“Threads of Resistance” is an exhibition of fiber art, art, modern and traditional quilts designed to protest the Trump administration’s actions and policies.   Below is our statement about the exhibition and why we came together to organize it.

"Our lives begin to end the day we become silent about things that matter." -Martin Luther King, Jr.

We as the Artist’s Circle stand for unity and love and light. We believe we have a duty as citizens of this country to shine light into dark places. We feel we must stand to preserve the good in America and speak against oppression and corruption, hatred and lies.

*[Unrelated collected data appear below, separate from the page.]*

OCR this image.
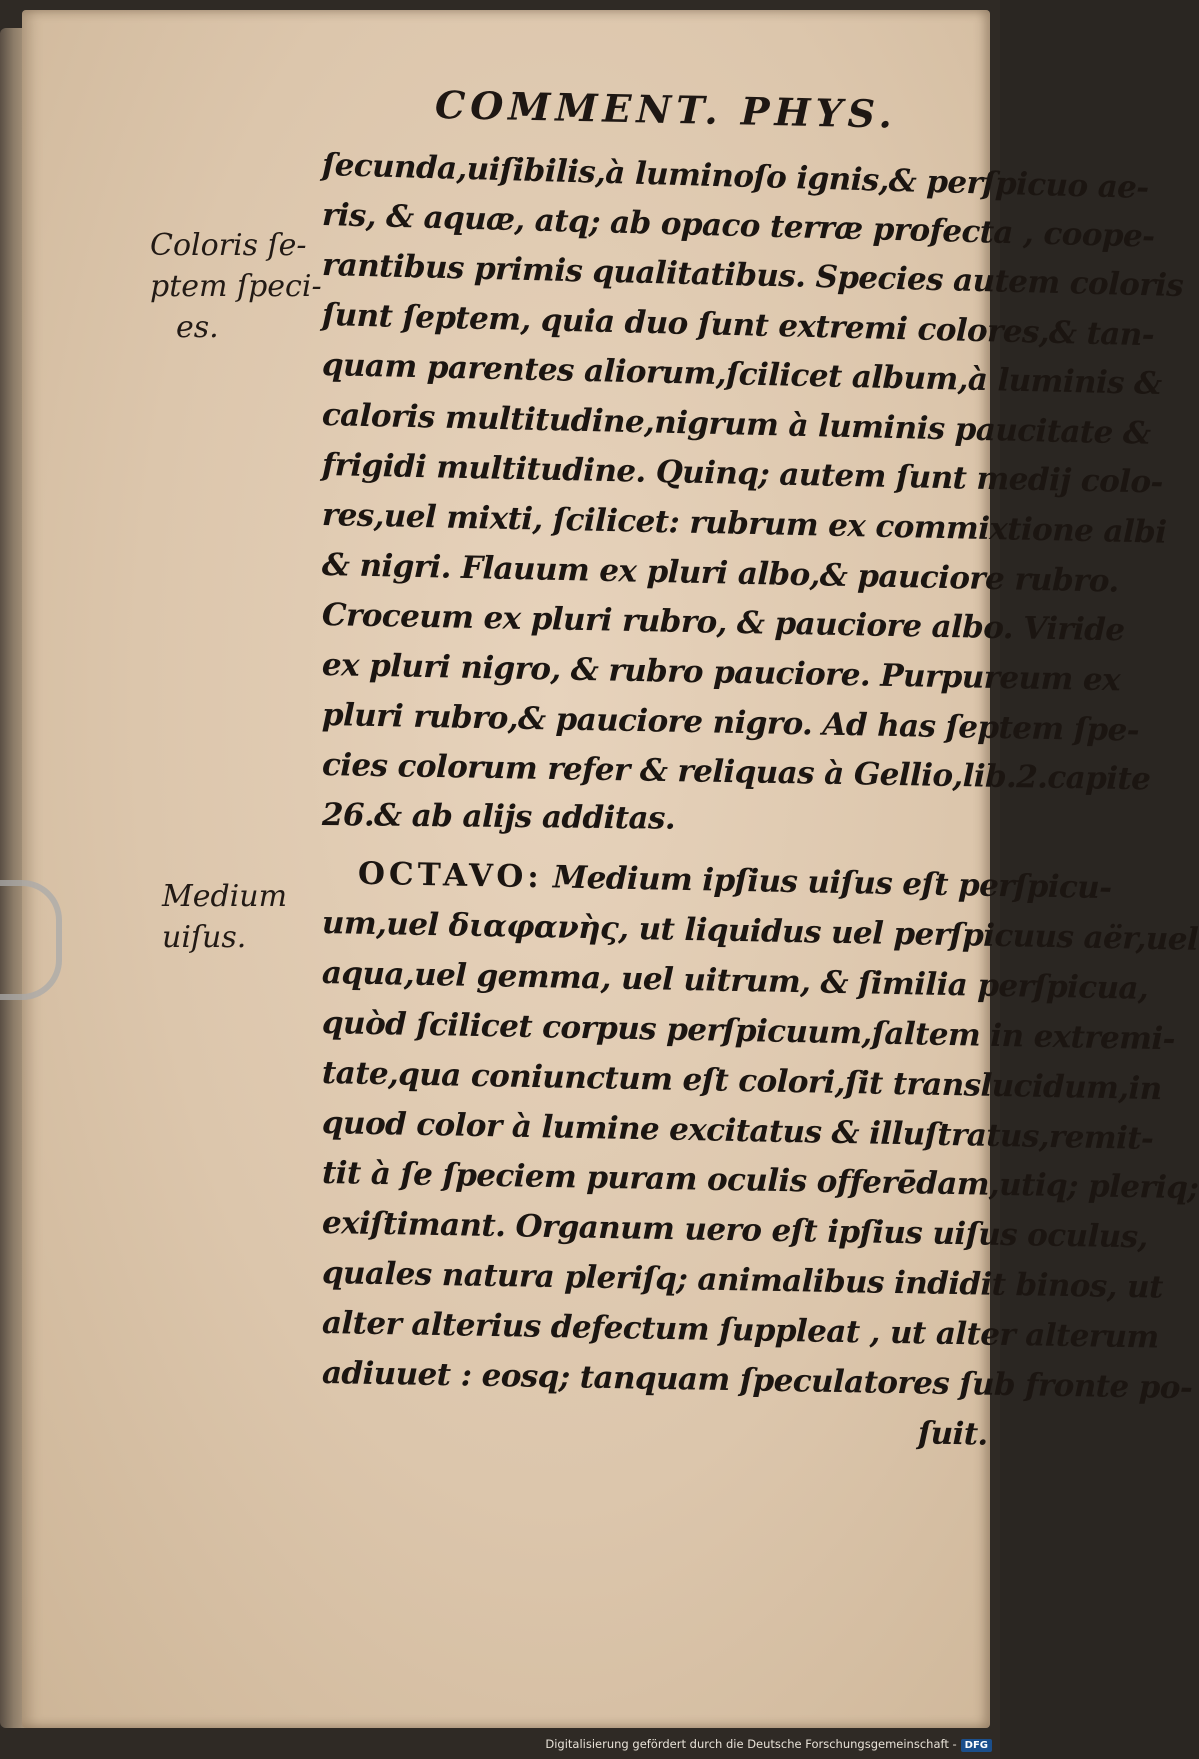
COMMENT. PHYS.
Coloris ſe-
ptem ſpeci-
es.
Medium
uiſus.
ſecunda,uiſibilis,à luminoſo ignis,& perſpicuo ae-
ris, & aquæ, atq; ab opaco terræ profecta , coope-
rantibus primis qualitatibus. Species autem coloris
ſunt ſeptem, quia duo ſunt extremi colores,& tan-
quam parentes aliorum,ſcilicet album,à luminis &
caloris multitudine,nigrum à luminis paucitate &
frigidi multitudine. Quinq; autem ſunt medij colo-
res,uel mixti, ſcilicet: rubrum ex commixtione albi
& nigri. Flauum ex pluri albo,& pauciore rubro.
Croceum ex pluri rubro, & pauciore albo. Viride
ex pluri nigro, & rubro pauciore. Purpureum ex
pluri rubro,& pauciore nigro. Ad has ſeptem ſpe-
cies colorum refer & reliquas à Gellio,lib.2.capite
26.& ab alijs additas.
OCTAVO: Medium ipſius uiſus eſt perſpicu-
um,uel διαφανὴς, ut liquidus uel perſpicuus aër,uel
aqua,uel gemma, uel uitrum, & ſimilia perſpicua,
quòd ſcilicet corpus perſpicuum,ſaltem in extremi-
tate,qua coniunctum eſt colori,ſit translucidum,in
quod color à lumine excitatus & illuſtratus,remit-
tit à ſe ſpeciem puram oculis offerēdam,utiq; pleriq;
exiſtimant. Organum uero eſt ipſius uiſus oculus,
quales natura pleriſq; animalibus indidit binos, ut
alter alterius defectum ſuppleat , ut alter alterum
adiuuet : eosq; tanquam ſpeculatores ſub fronte po-
ſuit.
Digitalisierung gefördert durch die Deutsche Forschungsgemeinschaft - DFG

History is a written record of human behavior.
Art is a record of human emotion.
Quilts are art.

Art has always expressed both the hope and fear of its time. As artists speaking through our quilts, we come from a long tradition of political activism. The first known fundraising quilt supported the abolition of slavery. Quilts through the past two centuries have spoken to many causes, including the Temperance movement, women’s suffrage, nuclear proliferation, and AIDS awareness.

Just as quilts are traditional symbols of comfort and healing, our art can help us unite as Americans. Our quilts let the fearful know they are not alone and isolated in their struggles. Our quilts can inspire us to be greater and braver than we think we are. Our art speaks for those who are oppressed and have no voice.

Through much of history, quilts were one of the only acceptable means of expression for women whose political voices were silenced. Sometimes art must shock us out of our comfort zone and into action. In this venue, these quilts are also giving voice to emotions and ideas that for too long have been deemed unacceptable if spoken by women. Here, as women and men united, we speak together.
Because of our love for our country, silence is no longer an option.

Americans are feeling a mixture of hope and anger, love and fear. We take issue with the divisive actions of the Trump administration. Our art explores our emotional responses to these actions, in the hope that it will encourage civilized, constructive conversation and, ultimately, better understanding of one another's viewpoints.

“Ye cannot live for yourselves; a thousand fibers connect you with your fellow-men, and along those fibers, as along sympathetic threads, run your actions as causes, and return to you as effects.” 
Rev. Henry Melvill, written in 1853

The Artist Circle
Sue Bleiweiss
Susan Brubaker Knapp
Judy Coates-Perez
Jane Dunnewold
Victoria Findlay Wolfe
Jamie Fingal
Lyric Montgomery Kinard
Melanie Testa
Leslie Tucker Jenison
Kathy York


  1. I understand and agree about a juried exhibition, however, has any thought been given to the possibility that thousand of art entries will go unused and possibly unseen. I propose we "art bomb" an appropriate location with every resistance piece created. Mar-a-Lago comes to mind.

    1. Yes, Nancy, we have plans to use the blog/website to feature the pieces that don't make it into the exhibition. We think there will be some amazing work that simply won't be able to be included due to the space restrictions at the venues.

  2. I hope you will all let submitters (whether accepted or not) know about the online gallery at www.Unitedwequilt.com. We welcome all the works and then some, such as small masterpieces, wearables, and sculpture that didn't fit your needs.

    1. Absolutely! Information about United We Quilt is included in a tab on our blog.

  3. Are art quilts that defend president Trump included in the juried exhibits? I hope so.

    Fair and Balanced artist

    1. Carol, this exhibition is a protest against Trump's actions and policies that these artists find objectionable. This was stated in the Call for Entries.

  4. Any photos or reviews of the opening event that you could post? Visited the exhibit earlier in the week. Liked the location and the care that went into making the exhibit available for the public! Thanks for all the hard work.

  5. Is there any possibility for a second call for entries at some point in the future as we continue to process and respond to the unfolding of this presidency and its effects?

    1. We've discussed the possibility of a second show, but have no definite plans right now. Whether not there's a place to exhibit, we certainly encourage everyone to make art to express their feelings; it's an important way to speak out and share opinions, and to process emotions and ideas.